By Middle East Affairs
France pressured the European Union on Monday to sanction Iran for its involvement in the Syrian civil war and its ballistic missile program, Reuters reports.
U.S. President Donald Trump has threatened to pull the United States out of an international nuclear deal signed in 2015 under former President Barack Obama’s administration. The deal among the U.S., France, Britain, Germany, China, Russia and Iran was meant to curb Iran’s ballistic missile program in return for the lifting of sanctions, which have hurt its economy.
The United States is due to give a fresh relief waiver on May 12 for its sanctions against Iran, but Trump said if other countries in the deal don’t find a way to fix the “flaws” by that date, he will drop out.

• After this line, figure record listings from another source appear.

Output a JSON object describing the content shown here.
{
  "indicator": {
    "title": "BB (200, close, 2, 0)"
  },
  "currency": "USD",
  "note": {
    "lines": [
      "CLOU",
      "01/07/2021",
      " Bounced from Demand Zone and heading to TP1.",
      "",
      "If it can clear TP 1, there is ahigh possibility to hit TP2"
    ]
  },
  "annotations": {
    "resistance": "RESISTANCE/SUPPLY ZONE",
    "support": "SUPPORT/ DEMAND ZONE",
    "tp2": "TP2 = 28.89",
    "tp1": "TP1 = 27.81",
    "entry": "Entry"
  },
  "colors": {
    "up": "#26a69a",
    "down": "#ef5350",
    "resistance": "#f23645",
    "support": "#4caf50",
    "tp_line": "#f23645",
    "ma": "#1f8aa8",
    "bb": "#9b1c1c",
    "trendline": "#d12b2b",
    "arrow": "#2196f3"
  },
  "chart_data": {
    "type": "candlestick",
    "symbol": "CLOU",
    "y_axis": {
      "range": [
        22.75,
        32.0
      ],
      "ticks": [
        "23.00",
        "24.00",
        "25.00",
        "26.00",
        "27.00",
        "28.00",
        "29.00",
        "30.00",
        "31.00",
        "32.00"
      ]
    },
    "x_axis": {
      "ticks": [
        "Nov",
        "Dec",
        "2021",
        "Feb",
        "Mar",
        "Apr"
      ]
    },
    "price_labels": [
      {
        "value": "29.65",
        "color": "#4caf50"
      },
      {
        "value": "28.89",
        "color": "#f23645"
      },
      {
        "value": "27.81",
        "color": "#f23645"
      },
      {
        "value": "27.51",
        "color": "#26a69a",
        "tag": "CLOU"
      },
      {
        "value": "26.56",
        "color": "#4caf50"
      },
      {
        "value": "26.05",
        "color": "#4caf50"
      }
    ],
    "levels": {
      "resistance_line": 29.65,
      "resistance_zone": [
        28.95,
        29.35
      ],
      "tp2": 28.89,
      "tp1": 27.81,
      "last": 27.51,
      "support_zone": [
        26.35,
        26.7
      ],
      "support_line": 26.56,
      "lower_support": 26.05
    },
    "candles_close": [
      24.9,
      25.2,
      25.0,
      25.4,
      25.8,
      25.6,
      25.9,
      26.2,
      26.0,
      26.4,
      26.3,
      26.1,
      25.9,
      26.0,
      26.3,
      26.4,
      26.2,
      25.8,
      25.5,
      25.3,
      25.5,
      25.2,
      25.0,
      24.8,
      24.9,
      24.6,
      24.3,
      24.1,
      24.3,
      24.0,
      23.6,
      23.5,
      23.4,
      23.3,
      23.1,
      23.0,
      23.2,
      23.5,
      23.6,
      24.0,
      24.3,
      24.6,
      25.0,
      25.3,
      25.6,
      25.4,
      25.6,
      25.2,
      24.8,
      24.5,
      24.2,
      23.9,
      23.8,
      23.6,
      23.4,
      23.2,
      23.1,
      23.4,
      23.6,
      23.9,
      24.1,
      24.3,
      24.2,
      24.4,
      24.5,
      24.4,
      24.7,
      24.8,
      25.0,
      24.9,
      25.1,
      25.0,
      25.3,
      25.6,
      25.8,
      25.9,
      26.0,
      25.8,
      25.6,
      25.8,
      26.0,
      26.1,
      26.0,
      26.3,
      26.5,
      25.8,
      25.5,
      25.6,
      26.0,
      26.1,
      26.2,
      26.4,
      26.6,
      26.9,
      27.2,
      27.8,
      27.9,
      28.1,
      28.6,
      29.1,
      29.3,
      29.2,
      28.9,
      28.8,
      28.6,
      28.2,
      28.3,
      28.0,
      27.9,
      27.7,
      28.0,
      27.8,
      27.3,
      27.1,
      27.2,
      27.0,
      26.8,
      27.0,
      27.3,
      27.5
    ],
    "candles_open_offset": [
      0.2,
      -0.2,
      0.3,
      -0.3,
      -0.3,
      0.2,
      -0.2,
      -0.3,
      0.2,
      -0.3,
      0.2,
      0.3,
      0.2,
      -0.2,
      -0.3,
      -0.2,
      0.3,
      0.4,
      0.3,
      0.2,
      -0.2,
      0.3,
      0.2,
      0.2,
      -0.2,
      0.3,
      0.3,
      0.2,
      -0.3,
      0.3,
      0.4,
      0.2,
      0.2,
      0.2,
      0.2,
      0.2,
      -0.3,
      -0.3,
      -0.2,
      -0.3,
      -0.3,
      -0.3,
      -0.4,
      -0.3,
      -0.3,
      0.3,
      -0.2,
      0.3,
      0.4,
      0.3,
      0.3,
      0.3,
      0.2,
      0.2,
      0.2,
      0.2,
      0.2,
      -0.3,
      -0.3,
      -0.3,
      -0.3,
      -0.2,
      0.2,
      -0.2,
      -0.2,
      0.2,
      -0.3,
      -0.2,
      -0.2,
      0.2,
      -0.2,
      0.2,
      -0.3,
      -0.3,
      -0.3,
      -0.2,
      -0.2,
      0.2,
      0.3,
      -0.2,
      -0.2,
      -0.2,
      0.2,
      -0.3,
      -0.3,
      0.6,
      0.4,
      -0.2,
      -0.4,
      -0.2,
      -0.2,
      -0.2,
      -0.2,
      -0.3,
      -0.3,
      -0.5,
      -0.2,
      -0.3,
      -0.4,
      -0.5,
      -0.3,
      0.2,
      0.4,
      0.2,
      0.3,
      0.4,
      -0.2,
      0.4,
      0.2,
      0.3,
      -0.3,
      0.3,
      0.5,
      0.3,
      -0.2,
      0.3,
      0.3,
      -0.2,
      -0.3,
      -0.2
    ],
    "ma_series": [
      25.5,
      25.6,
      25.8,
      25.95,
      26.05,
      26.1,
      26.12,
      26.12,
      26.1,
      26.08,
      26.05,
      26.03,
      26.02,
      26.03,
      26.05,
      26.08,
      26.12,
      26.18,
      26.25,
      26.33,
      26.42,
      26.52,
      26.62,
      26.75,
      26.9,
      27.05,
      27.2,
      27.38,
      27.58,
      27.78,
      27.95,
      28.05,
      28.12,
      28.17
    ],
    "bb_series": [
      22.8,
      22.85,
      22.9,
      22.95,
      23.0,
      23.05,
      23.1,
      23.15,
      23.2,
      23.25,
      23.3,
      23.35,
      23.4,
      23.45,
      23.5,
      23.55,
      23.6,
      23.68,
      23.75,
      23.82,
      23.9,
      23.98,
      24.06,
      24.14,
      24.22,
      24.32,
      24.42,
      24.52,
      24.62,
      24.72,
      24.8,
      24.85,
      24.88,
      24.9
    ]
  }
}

In response, France, Britain and Germany have proposed new E.U. sanctions targeting Iran’s support for the Syrian government and Tehran’s ballistic missile program, according to a confidential document seen by Reuters.
French Foreign Minister Jean-Yves Le Drian told reporters on arrival for talks with his E.U. counterparts that they were determined to ensure that the deal was respected.
“But we must not exclude (from consideration) Iran’s responsibility in the proliferation of ballistic missiles and in its very questionable role in the near- and Middle East,” he told reporters on the scene. “That must also be discussed to reach a common position.”
The confidential document cites “transfers of Iranian missiles and missile technology to Syria and allies of Tehran, such as Houthi rebels in Yemen and Lebanon’s Shi’ite Hezbollah,” according to Reuters.
Iran’s foreign ministry said the weapons are purely defensive and could not be negotiated.
“We were hopeful that after his recent visit to Tehran and negotiations with Iranian officials, he would understand the realities of the Islamic Republic’s defense policies,” Bahram Qasemi is quoted as saying in Fars news agency.
New sanctions would need the support of all 28 E.U. member states, but certain countries don’t want to complicate new business ties with Iran. For example, Reuters said Italy and Greece want to rebuild a business relationship that had once made the E.U. a top trading partner of Iran and its second biggest oil customer.